Presenting a clearly-defined, unique image is a challenging task in such a 
crowded field. One of the reasons behind the sheer number of parties in this 
small country is that they are often the vehicles for one individual or a small 
group of backers, who provide the bulk of the funding in the absence of a 
broad, subscription-paying membership base.

“The lack of state support means that they are created with the financial aid 
of certain politicians and businessmen. So new parties keep on appearing,” said 
Kubatbek Baibolov, chairman of the Union of Democratic Forces party, an 
opposition-leaning group set up in late 2005. 

One logical solution to Kyrgyzstan’s fragmented politics is for parties to 
merge into larger groupings capable of fighting and winning elections - as long 
as they can persuade the big personalities who lead them to share power. 

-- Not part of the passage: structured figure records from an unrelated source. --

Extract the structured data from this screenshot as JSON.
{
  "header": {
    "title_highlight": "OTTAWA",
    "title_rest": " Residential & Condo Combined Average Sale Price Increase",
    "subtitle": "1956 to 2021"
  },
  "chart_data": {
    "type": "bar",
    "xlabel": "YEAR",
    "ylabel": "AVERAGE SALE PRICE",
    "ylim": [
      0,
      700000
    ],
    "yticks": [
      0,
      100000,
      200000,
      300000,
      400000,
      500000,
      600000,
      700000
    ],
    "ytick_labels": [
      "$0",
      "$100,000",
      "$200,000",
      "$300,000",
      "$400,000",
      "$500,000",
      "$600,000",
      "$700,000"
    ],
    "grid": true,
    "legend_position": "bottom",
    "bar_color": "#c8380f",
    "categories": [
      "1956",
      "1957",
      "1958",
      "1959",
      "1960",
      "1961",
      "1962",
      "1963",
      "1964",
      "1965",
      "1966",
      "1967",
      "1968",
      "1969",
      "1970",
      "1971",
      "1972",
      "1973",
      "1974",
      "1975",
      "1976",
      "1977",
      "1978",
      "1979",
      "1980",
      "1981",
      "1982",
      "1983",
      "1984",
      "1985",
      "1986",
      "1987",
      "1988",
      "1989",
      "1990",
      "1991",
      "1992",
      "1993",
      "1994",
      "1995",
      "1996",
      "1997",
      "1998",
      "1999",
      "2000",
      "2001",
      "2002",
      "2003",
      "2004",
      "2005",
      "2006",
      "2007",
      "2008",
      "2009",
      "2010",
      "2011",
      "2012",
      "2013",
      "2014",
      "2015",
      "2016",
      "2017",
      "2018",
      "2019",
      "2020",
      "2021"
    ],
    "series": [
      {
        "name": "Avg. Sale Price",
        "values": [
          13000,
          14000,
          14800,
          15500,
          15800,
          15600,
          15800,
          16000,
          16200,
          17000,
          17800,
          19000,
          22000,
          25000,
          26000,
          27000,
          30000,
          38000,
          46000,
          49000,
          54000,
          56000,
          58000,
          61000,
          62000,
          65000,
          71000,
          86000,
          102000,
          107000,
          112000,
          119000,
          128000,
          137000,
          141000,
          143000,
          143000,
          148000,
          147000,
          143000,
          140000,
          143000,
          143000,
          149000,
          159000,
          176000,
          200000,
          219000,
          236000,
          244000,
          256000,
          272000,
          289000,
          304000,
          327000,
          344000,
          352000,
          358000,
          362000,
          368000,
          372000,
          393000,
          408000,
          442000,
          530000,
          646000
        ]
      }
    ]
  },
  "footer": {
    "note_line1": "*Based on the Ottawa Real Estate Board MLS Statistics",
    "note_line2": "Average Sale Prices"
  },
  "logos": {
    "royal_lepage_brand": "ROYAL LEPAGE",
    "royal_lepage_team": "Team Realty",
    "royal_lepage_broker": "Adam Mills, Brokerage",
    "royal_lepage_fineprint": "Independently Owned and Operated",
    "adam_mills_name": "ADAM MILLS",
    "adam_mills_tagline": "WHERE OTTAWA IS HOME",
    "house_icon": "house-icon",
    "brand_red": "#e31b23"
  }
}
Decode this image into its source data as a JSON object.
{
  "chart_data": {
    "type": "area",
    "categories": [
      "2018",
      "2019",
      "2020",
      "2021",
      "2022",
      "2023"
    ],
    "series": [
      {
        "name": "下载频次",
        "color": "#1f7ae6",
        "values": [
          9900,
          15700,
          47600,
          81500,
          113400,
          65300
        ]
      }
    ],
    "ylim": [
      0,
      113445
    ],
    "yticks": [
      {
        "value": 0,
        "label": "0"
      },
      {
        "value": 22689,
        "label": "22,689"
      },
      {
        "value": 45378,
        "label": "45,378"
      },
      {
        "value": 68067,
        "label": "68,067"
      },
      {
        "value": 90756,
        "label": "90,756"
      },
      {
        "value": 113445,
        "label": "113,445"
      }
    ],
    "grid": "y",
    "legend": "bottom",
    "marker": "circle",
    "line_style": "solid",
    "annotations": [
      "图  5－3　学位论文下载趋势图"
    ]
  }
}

Tamerlan Ibraimov, who heads the Bishkek-based Centre for Political and Legal 
Studies, believes the approach of a parliamentary election will sharpen minds 
and facilitate mergers. The next ballot is not due until 2010, although some 
have suggested an early election as a way of calming the ongoing political 
turbulence, since this would at least bring the structure of parliament into 
line with the constitution. 

“As a parliamentary election begins to loom, the question of whether parties 
unite will be decided not so much by ideology, but on the way the political 
situation develops,” said Ibraimov.

Parties aligned with the current administration will need to build alliances 
and consolidate into bigger blocs to ensure they win a majority in parliament. 
Most of the 30 or so parties which have emerged since March 2005 are Bakiev 
supporters. Given his strained relationship with the current legislature, 
Bakiev is likely to encourage his supporters to wrest control in the next 
election. 

But consolidation is in the interests of all parties, not just the pro-Bakiev 
groups. Political analyst Valentin Bogatyrev told IWPR that if the parties 
remain as fractured as they now are, an election could result in five or six 
being represented in parliament, with no clear winner. Under the constitution, 
the right to nominate a prime minister would then revert to Bakiev.

Opposition parties are therefore also working on bridge-building with other 
groups and with prominent individual politicians with a view to consolidation 
and growth. 

For example, the opposition Atameken party led by Omurbek Tekebaev has 
strengthened its ranks by recruiting members of parliament representing various 
regions of Kyrgyzstan. Apart from Sarpashev, they include parliamentary speaker 
Erkinbek Alymbekov from Issykkul region, two other members of parliament - 
Bolot Sherniazov from Talas and Karganbek Samakov from Naryn - and Omurbek 
Abdrakhmanov, a leading businessman in the Chui region.

Aziza Turdueva is an IWPR contributor in Bishkek.